A ZERO, por sua vez, considera que o PDIRG 2025 “não está alinhado com a trajetória nacional e europeia de descarbonização, não respeita os princípios de suficiência e eficiência energética, e arrisca perpetuar infraestruturas de gás fóssil obsoletas, comprometendo recursos que deveriam ser direcionados para soluções energéticas verdadeiramente sustentáveis”.
A proposta do Plano assenta em projetos de blending (mistura) de hidrogénio com gás fóssil (gás natural), prevendo investimentos superiores a 111 milhões de euros para adaptar a rede de transporte de gás (RNTG) e o armazenamento subterrâneo (AS) a misturas de até 10% de hidrogénio em volume. “Esta opção, que procura manter a atual rede de gás como peça central do sistema energético, não só carece de racionalidade económica e técnica, como é explicitamente desaconselhada pelo novo quadro legislativo europeu”, afirma a ONGA.
A ZERO reafirma a sua posição de que o modelo mais eficiente e sustentável para o aproveitamento dos gases renováveis — seja o hidrogénio verde, seja o biometano — passa pela produção descentralizada, próxima dos centros de consumo. Este princípio, reconhecido no debate técnico nacional e internacional, maximiza a eficiência energética, minimiza perdas no transporte, reduz custos de infraestrutura e evita investimentos desnecessários em redes de grande escala.
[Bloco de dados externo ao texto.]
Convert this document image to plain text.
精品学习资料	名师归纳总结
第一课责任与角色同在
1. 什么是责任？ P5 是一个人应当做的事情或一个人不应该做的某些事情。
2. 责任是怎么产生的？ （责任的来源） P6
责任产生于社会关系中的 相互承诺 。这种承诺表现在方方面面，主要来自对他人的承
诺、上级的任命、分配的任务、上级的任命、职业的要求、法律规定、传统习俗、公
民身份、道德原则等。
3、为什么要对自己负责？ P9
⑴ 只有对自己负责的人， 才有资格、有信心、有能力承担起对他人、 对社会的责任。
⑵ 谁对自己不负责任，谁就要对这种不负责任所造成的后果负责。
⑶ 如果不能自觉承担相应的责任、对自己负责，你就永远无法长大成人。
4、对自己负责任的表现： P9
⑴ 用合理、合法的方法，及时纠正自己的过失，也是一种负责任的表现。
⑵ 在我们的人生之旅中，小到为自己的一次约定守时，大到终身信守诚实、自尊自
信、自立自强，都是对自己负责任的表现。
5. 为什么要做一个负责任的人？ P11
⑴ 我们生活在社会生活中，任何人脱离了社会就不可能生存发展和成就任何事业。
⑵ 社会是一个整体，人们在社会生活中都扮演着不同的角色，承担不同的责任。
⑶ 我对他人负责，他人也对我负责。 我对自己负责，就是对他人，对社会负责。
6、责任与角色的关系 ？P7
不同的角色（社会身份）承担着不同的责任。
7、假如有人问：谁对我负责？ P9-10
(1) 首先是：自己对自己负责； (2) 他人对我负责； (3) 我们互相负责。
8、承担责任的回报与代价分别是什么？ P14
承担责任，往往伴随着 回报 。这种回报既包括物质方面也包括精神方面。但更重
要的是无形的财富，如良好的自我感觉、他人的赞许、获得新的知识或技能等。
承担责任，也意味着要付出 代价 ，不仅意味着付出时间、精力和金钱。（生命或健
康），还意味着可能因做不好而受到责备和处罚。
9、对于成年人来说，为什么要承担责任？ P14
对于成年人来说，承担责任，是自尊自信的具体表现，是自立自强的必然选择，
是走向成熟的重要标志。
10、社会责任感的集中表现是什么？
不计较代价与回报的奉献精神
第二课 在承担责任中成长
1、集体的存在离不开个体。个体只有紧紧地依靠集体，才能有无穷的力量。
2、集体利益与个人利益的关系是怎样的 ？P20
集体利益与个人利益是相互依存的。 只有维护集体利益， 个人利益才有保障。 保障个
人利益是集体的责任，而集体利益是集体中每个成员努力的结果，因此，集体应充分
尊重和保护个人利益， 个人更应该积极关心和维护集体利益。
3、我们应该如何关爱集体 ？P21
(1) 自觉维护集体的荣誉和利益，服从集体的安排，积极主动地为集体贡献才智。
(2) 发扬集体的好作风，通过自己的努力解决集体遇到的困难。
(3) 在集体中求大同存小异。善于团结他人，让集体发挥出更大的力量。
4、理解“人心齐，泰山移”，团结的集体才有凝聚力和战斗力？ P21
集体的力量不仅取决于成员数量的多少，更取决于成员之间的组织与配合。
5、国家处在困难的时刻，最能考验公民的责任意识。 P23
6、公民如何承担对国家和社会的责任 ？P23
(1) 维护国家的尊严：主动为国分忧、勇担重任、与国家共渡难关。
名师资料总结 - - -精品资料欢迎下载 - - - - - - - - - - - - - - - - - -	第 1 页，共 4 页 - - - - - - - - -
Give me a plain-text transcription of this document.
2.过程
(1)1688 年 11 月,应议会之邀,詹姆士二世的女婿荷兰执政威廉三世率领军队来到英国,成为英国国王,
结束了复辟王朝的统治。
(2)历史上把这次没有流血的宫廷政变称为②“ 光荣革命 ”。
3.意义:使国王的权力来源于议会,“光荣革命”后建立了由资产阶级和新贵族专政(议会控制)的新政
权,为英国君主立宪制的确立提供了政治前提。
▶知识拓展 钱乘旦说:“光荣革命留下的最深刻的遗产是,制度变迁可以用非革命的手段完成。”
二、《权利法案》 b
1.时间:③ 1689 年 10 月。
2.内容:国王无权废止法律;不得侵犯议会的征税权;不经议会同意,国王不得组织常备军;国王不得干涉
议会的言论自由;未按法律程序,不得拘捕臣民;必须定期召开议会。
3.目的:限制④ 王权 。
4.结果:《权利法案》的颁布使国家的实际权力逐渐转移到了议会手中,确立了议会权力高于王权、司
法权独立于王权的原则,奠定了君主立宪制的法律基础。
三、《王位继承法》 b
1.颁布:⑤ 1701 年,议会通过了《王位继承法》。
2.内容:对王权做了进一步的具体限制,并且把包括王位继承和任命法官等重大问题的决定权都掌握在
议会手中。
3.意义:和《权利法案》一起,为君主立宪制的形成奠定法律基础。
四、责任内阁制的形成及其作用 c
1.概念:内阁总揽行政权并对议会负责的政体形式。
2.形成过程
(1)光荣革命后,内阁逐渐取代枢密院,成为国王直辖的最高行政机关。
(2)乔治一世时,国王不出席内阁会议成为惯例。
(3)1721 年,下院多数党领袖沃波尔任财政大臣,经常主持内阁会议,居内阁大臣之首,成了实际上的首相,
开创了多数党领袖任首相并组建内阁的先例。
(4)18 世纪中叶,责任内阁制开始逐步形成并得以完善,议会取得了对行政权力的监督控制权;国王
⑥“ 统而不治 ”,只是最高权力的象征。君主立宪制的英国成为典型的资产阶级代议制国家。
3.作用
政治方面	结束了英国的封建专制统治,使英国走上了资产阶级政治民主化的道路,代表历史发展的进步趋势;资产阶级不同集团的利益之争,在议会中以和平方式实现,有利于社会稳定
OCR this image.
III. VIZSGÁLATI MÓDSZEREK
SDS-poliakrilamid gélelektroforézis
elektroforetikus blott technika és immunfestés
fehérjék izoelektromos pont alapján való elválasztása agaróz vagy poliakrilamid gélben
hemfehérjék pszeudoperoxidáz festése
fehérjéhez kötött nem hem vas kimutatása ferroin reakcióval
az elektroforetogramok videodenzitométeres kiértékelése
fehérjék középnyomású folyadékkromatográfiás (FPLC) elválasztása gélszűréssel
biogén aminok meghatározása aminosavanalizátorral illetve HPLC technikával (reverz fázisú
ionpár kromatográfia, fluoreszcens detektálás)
No caso do hidrogénio, este desfasamento é particularmente grave, tendo em conta que o hidrogénio deverá ser reservado, sobretudo, para setores de difícil eletrificação, como o transporte marítimo, a aviação e parte da indústria pesada, e não para consumo residencial ou generalista através da rede de gás existente.
Assim, a ZERO defende o descomissionamento faseado da Rede Nacional de Transporte de Gás (RNTG), com um horizonte de encerramento total a partir de meados da década de 2040.
Investimentos no Terminal de GNL de Sines são incoerentes com a trajetória de descarbonização
A proposta de expansão da capacidade de transbordo (transhipment) de GNL (Gás Natural Liquefeito) no Terminal de Sines, através da construção de uma quarta baía de enchimento de cisternas, constitui outro exemplo de investimento desfasado dos objetivos climáticos. “Com o consumo de gás natural em forte retração, e com o crescimento acelerado das renováveis e da eletrificação, não se compreende o reforço de infraestruturas associadas à importação de gás fóssil. Trata-se de um risco elevado de criação de mais investimentos sem retorno, contrariando o princípio de eficiência na utilização de fundos públicos e privados”, conclui a ZERO.